Contrast this to iTunes, which I had been manually managing. I thought Time Machine was backing everything up, but Time Machine only backs things up if you keep them where it thinks you are keeping them. By managing it myself, I found I could get back my music files, but ALL the metadata was lost. So when I put everything on the new computer, I took the same approach with iTunes as I did with the ebooks and let iTunes manage its own files, within the directory of my dropbox folder that I specified (i.e. I told it to yes, make its own directory and manage its own files, but do so in XYZ location). Now, I don't have to worry about what will happen if my hard drive goes again. I can just re-install iTunes like I did for Calibre and tell it where to find the files.

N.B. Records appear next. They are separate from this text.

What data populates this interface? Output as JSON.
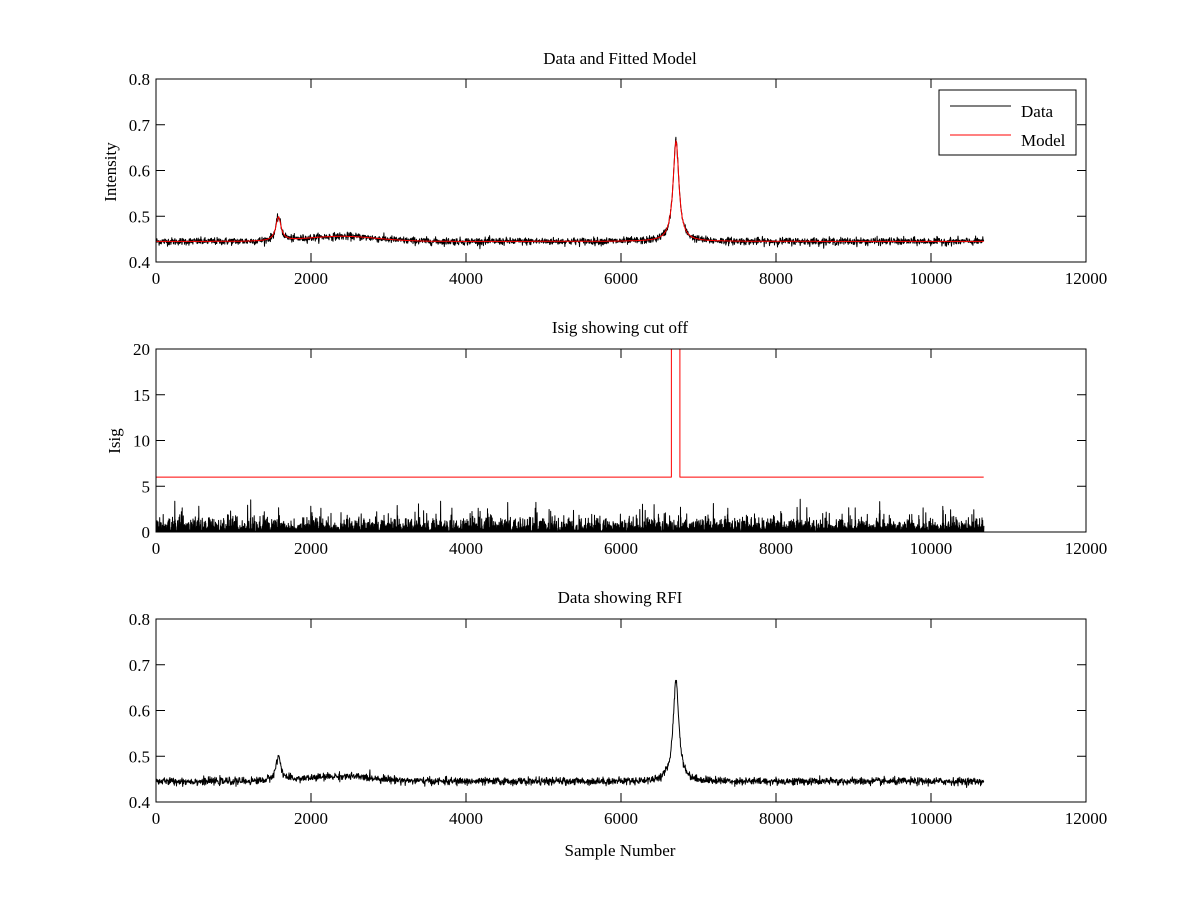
{
  "chart_data": [
    {
      "type": "line",
      "title": "Data and Fitted Model",
      "xlabel": "",
      "ylabel": "Intensity",
      "xlim": [
        0,
        12000
      ],
      "ylim": [
        0.4,
        0.8
      ],
      "xticks": [
        0,
        2000,
        4000,
        6000,
        8000,
        10000,
        12000
      ],
      "yticks": [
        0.4,
        0.5,
        0.6,
        0.7,
        0.8
      ],
      "ytick_labels": [
        "0.4",
        "0.5",
        "0.6",
        "0.7",
        "0.8"
      ],
      "legend_placement": "top-right",
      "x_range": [
        0,
        10680
      ],
      "series": [
        {
          "name": "Data",
          "color": "#000000",
          "kind": "spectrum",
          "baseline": 0.445,
          "noise": 0.004,
          "hump": {
            "center": 2400,
            "width": 450,
            "height": 0.011
          },
          "peaks": [
            {
              "center": 1580,
              "width": 40,
              "height": 0.052
            },
            {
              "center": 6710,
              "width": 45,
              "height": 0.22
            }
          ]
        },
        {
          "name": "Model",
          "color": "#ff0000",
          "kind": "spectrum",
          "baseline": 0.445,
          "noise": 0.0,
          "hump": {
            "center": 2400,
            "width": 450,
            "height": 0.011
          },
          "peaks": [
            {
              "center": 1580,
              "width": 40,
              "height": 0.052
            },
            {
              "center": 6710,
              "width": 45,
              "height": 0.22
            }
          ]
        }
      ]
    },
    {
      "type": "line",
      "title": "Isig showing cut off",
      "xlabel": "",
      "ylabel": "Isig",
      "xlim": [
        0,
        12000
      ],
      "ylim": [
        0,
        20
      ],
      "xticks": [
        0,
        2000,
        4000,
        6000,
        8000,
        10000,
        12000
      ],
      "yticks": [
        0,
        5,
        10,
        15,
        20
      ],
      "ytick_labels": [
        "0",
        "5",
        "10",
        "15",
        "20"
      ],
      "x_range": [
        0,
        10680
      ],
      "series": [
        {
          "color": "#000000",
          "kind": "noise",
          "max_typical": 2.2,
          "max_spike": 3.6
        },
        {
          "color": "#ff0000",
          "kind": "cutoff",
          "level": 6,
          "gap_start": 6650,
          "gap_end": 6760,
          "gap_level": 20
        }
      ]
    },
    {
      "type": "line",
      "title": "Data showing RFI",
      "xlabel": "Sample Number",
      "ylabel": "",
      "xlim": [
        0,
        12000
      ],
      "ylim": [
        0.4,
        0.8
      ],
      "xticks": [
        0,
        2000,
        4000,
        6000,
        8000,
        10000,
        12000
      ],
      "yticks": [
        0.4,
        0.5,
        0.6,
        0.7,
        0.8
      ],
      "ytick_labels": [
        "0.4",
        "0.5",
        "0.6",
        "0.7",
        "0.8"
      ],
      "x_range": [
        0,
        10680
      ],
      "series": [
        {
          "color": "#000000",
          "kind": "spectrum",
          "baseline": 0.445,
          "noise": 0.004,
          "hump": {
            "center": 2400,
            "width": 450,
            "height": 0.011
          },
          "peaks": [
            {
              "center": 1580,
              "width": 40,
              "height": 0.052
            },
            {
              "center": 6710,
              "width": 45,
              "height": 0.22
            }
          ]
        }
      ]
    }
  ]
}
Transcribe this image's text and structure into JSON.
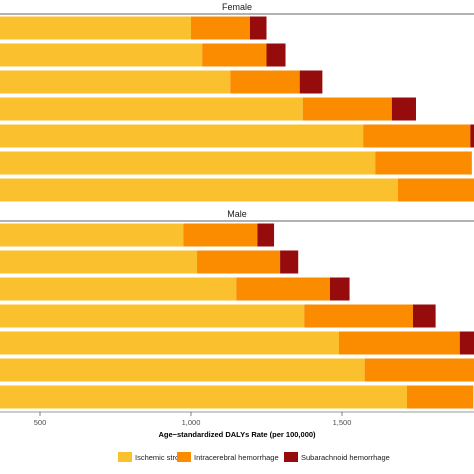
{
  "chart_data": {
    "type": "bar",
    "orientation": "horizontal",
    "stacked": true,
    "xlabel": "Age−standardized DALYs Rate (per 100,000)",
    "x_ticks": [
      500,
      1000,
      1500
    ],
    "x_tick_labels": [
      "500",
      "1,000",
      "1,500"
    ],
    "grid": false,
    "legend_position": "bottom",
    "panels": [
      {
        "label": "Female",
        "bars": [
          {
            "values": [
              1000,
              195,
              55
            ]
          },
          {
            "values": [
              1037,
              213,
              63
            ]
          },
          {
            "values": [
              1130,
              230,
              75
            ]
          },
          {
            "values": [
              1370,
              295,
              80
            ]
          },
          {
            "values": [
              1570,
              355,
              20
            ]
          },
          {
            "values": [
              1610,
              320,
              0
            ]
          },
          {
            "values": [
              1685,
              270,
              0
            ]
          }
        ]
      },
      {
        "label": "Male",
        "bars": [
          {
            "values": [
              975,
              245,
              55
            ]
          },
          {
            "values": [
              1020,
              275,
              60
            ]
          },
          {
            "values": [
              1150,
              310,
              65
            ]
          },
          {
            "values": [
              1375,
              360,
              75
            ]
          },
          {
            "values": [
              1490,
              400,
              50
            ]
          },
          {
            "values": [
              1575,
              390,
              0
            ]
          },
          {
            "values": [
              1715,
              220,
              0
            ]
          }
        ]
      }
    ],
    "series": [
      {
        "name": "Ischemic stroke",
        "color": "#FBC02D"
      },
      {
        "name": "Intracerebral hemorrhage",
        "color": "#FB8C00"
      },
      {
        "name": "Subarachnoid hemorrhage",
        "color": "#960C0C"
      }
    ]
  }
}
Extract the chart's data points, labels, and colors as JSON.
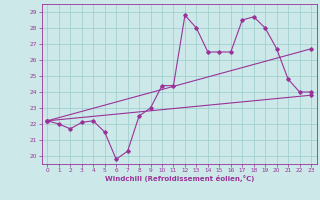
{
  "title": "",
  "xlabel": "Windchill (Refroidissement éolien,°C)",
  "xlim": [
    -0.5,
    23.5
  ],
  "ylim": [
    19.5,
    29.5
  ],
  "xticks": [
    0,
    1,
    2,
    3,
    4,
    5,
    6,
    7,
    8,
    9,
    10,
    11,
    12,
    13,
    14,
    15,
    16,
    17,
    18,
    19,
    20,
    21,
    22,
    23
  ],
  "yticks": [
    20,
    21,
    22,
    23,
    24,
    25,
    26,
    27,
    28,
    29
  ],
  "bg_color": "#cce8e8",
  "line_color": "#993399",
  "grid_color": "#99cccc",
  "line1_x": [
    0,
    1,
    2,
    3,
    4,
    5,
    6,
    7,
    8,
    9,
    10,
    11,
    12,
    13,
    14,
    15,
    16,
    17,
    18,
    19,
    20,
    21,
    22,
    23
  ],
  "line1_y": [
    22.2,
    22.0,
    21.7,
    22.1,
    22.2,
    21.5,
    19.8,
    20.3,
    22.5,
    23.0,
    24.4,
    24.4,
    28.8,
    28.0,
    26.5,
    26.5,
    26.5,
    28.5,
    28.7,
    28.0,
    26.7,
    24.8,
    24.0,
    24.0
  ],
  "line2_x": [
    0,
    23
  ],
  "line2_y": [
    22.2,
    26.7
  ],
  "line3_x": [
    0,
    23
  ],
  "line3_y": [
    22.2,
    23.8
  ]
}
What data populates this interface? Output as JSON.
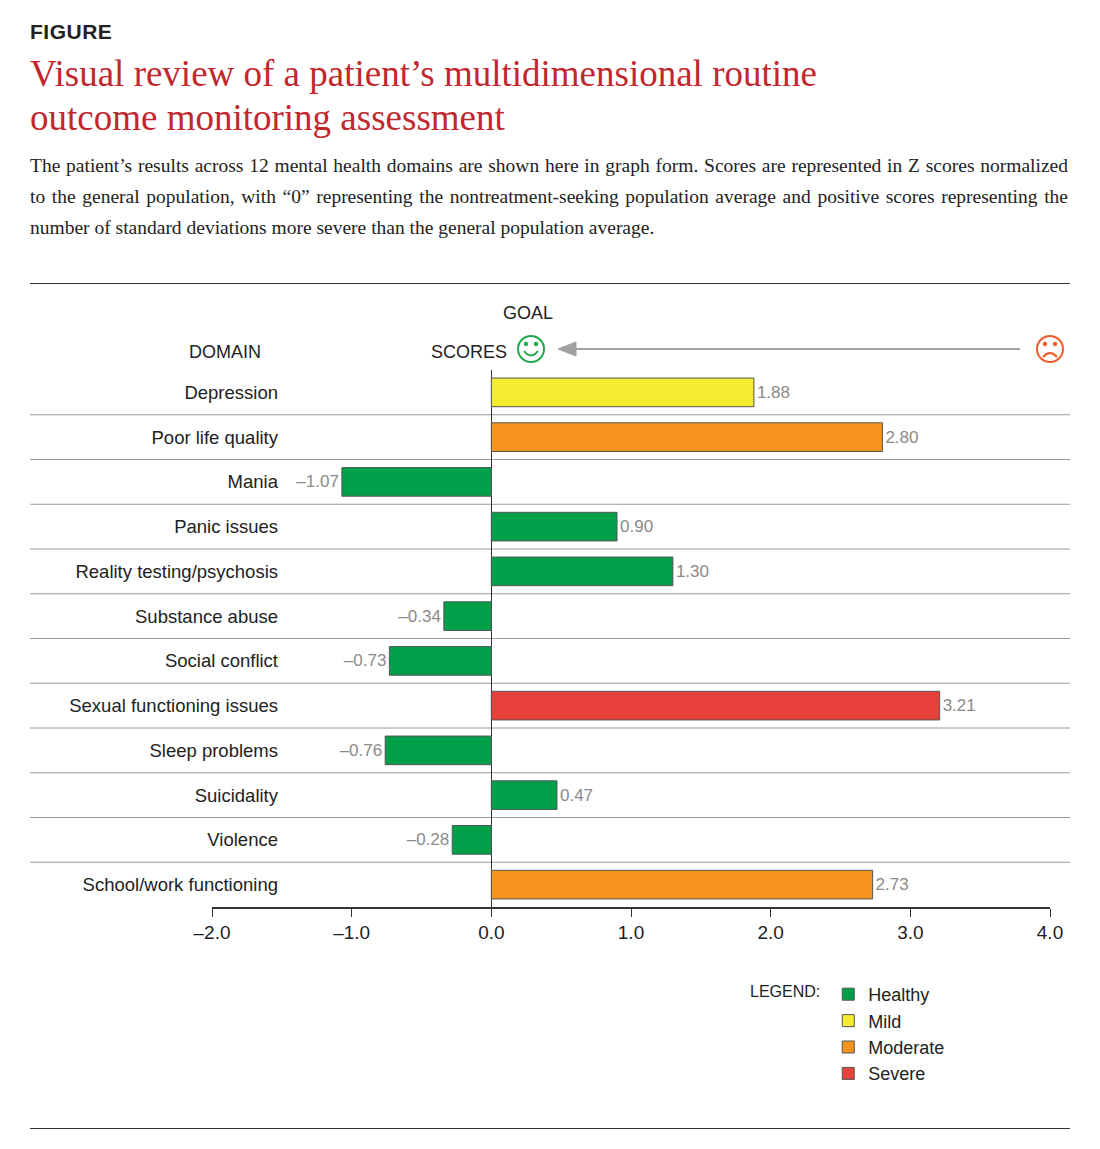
{
  "chart_data": {
    "type": "bar",
    "orientation": "horizontal",
    "figure_label": "FIGURE",
    "title": "Visual review of a patient’s multidimensional routine outcome monitoring assessment",
    "subtitle": "The patient’s results across 12 mental health domains are shown here in graph form. Scores are represented in Z scores normalized to the general population, with “0” representing the nontreatment-seeking population average and positive scores representing the number of standard deviations more severe than the general population average.",
    "annotations": {
      "category_header": "DOMAIN",
      "value_header": "SCORES",
      "goal": "GOAL"
    },
    "legend_title": "LEGEND:",
    "legend": "bottom right",
    "grid": false,
    "data_labels": true,
    "categories": [
      "Depression",
      "Poor life quality",
      "Mania",
      "Panic issues",
      "Reality testing/psychosis",
      "Substance abuse",
      "Social conflict",
      "Sexual functioning issues",
      "Sleep problems",
      "Suicidality",
      "Violence",
      "School/work functioning"
    ],
    "series": [
      {
        "name": "Healthy",
        "color": "#00a04b",
        "values": [
          null,
          null,
          -1.07,
          0.9,
          1.3,
          -0.34,
          -0.73,
          null,
          -0.76,
          0.47,
          -0.28,
          null
        ],
        "value_labels": [
          null,
          null,
          "–1.07",
          "0.90",
          "1.30",
          "–0.34",
          "–0.73",
          null,
          "–0.76",
          "0.47",
          "–0.28",
          null
        ]
      },
      {
        "name": "Mild",
        "color": "#f5eb2f",
        "values": [
          1.88,
          null,
          null,
          null,
          null,
          null,
          null,
          null,
          null,
          null,
          null,
          null
        ],
        "value_labels": [
          "1.88",
          null,
          null,
          null,
          null,
          null,
          null,
          null,
          null,
          null,
          null,
          null
        ]
      },
      {
        "name": "Moderate",
        "color": "#f7941d",
        "values": [
          null,
          2.8,
          null,
          null,
          null,
          null,
          null,
          null,
          null,
          null,
          null,
          2.73
        ],
        "value_labels": [
          null,
          "2.80",
          null,
          null,
          null,
          null,
          null,
          null,
          null,
          null,
          null,
          "2.73"
        ]
      },
      {
        "name": "Severe",
        "color": "#e8403a",
        "values": [
          null,
          null,
          null,
          null,
          null,
          null,
          null,
          3.21,
          null,
          null,
          null,
          null
        ],
        "value_labels": [
          null,
          null,
          null,
          null,
          null,
          null,
          null,
          "3.21",
          null,
          null,
          null,
          null
        ]
      }
    ],
    "xlim": [
      -2,
      4
    ],
    "xticks": [
      {
        "value": -2,
        "label": "–2.0"
      },
      {
        "value": -1,
        "label": "–1.0"
      },
      {
        "value": 0,
        "label": "0.0"
      },
      {
        "value": 1,
        "label": "1.0"
      },
      {
        "value": 2,
        "label": "2.0"
      },
      {
        "value": 3,
        "label": "3.0"
      },
      {
        "value": 4,
        "label": "4.0"
      }
    ]
  }
}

I also found, as my ebook collection grew in size and complexity, that some books applied to more than one category, so the tag-based system was easier. For example, I read books in French for fun but was also at one point taking a course in French for which I also had to read books. A tag-based system allowed me to have a book with both tags, so that a search for all French books returned it, and a search for only books for the course returned it also.

It was a change in mindset at first to get out of the folders and trust Calibre to manage everything, but it turned out to be for the best.